Philip took the chair by its wooden arms and started jumping it around in a full circle as Corbet continued taking photos.

“I looked at him and I said, ‘I think you’re showing off’ and he goes, ‘I don’t have much to show off for anymore, but he said, ‘This is it, now you’ve got it.'” Corbet laughed as he recalled the scene.

“I loved that because it showed his physical prowess.”

A royal invitation

Corbet says Philip said “Sure” when he offered to show him a few of the better photos he had taken.

“He comes over to the table and I opened up my portfolio and I lay out five photographs and I said to him, ‘Sir, would you be so kind as to consider signing this for me?”

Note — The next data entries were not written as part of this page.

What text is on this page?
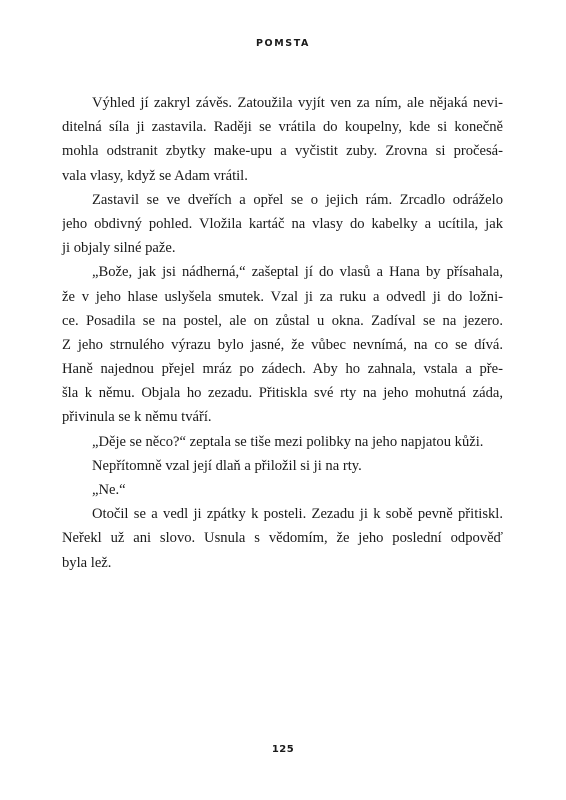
POMSTA
Výhled jí zakryl závěs. Zatoužila vyjít ven za ním, ale nějaká nevi-
ditelná síla ji zastavila. Raději se vrátila do koupelny, kde si konečně
mohla odstranit zbytky make-upu a vyčistit zuby. Zrovna si pročesá-
vala vlasy, když se Adam vrátil.
Zastavil se ve dveřích a opřel se o jejich rám. Zrcadlo odráželo
jeho obdivný pohled. Vložila kartáč na vlasy do kabelky a ucítila, jak
ji objaly silné paže.
„Bože, jak jsi nádherná,“ zašeptal jí do vlasů a Hana by přísahala,
že v jeho hlase uslyšela smutek. Vzal ji za ruku a odvedl ji do ložni-
ce. Posadila se na postel, ale on zůstal u okna. Zadíval se na jezero.
Z jeho strnulého výrazu bylo jasné, že vůbec nevnímá, na co se dívá.
Haně najednou přejel mráz po zádech. Aby ho zahnala, vstala a pře-
šla k němu. Objala ho zezadu. Přitiskla své rty na jeho mohutná záda,
přivinula se k němu tváří.
„Děje se něco?“ zeptala se tiše mezi polibky na jeho napjatou kůži.
Nepřítomně vzal její dlaň a přiložil si ji na rty.
„Ne.“
Otočil se a vedl ji zpátky k posteli. Zezadu ji k sobě pevně přitiskl.
Neřekl už ani slovo. Usnula s vědomím, že jeho poslední odpověď
byla lež.
125
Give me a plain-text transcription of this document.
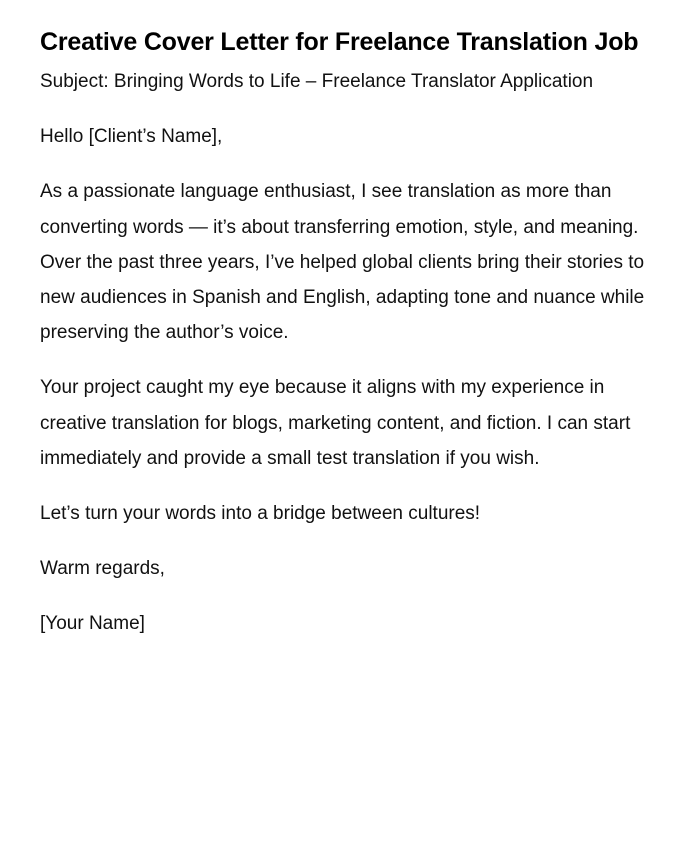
Creative Cover Letter for Freelance Translation Job

Subject: Bringing Words to Life – Freelance Translator Application

Hello [Client’s Name],

As a passionate language enthusiast, I see translation as more than converting words — it’s about transferring emotion, style, and meaning. Over the past three years, I’ve helped global clients bring their stories to new audiences in Spanish and English, adapting tone and nuance while preserving the author’s voice.

Your project caught my eye because it aligns with my experience in creative translation for blogs, marketing content, and fiction. I can start immediately and provide a small test translation if you wish.

Let’s turn your words into a bridge between cultures!

Warm regards,

[Your Name]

Corbet says that he noticed the equerry standing in the doorway shaking his head furiously.

“And Prince Philip says, ‘Do you have a pen?’ and I said, “Well I do,’ and he said, ‘You would, wouldn’t you,'” Corbet says.

“The equerry said to me afterwards, ‘You’re bloody lucky because he usually gets very angry at that, he goes, ‘He must have liked you’ and I said, ‘Well, I liked him.'”

Corbet remembers that as he and the Prince were parting, Philip said he’d be in Toronto in a few months and asked if Corbet would join him for breakfast.

“And I did,” Corbet adds. “What an incredible story really, the artist and the prince. It’s a short novel, isn’t it?”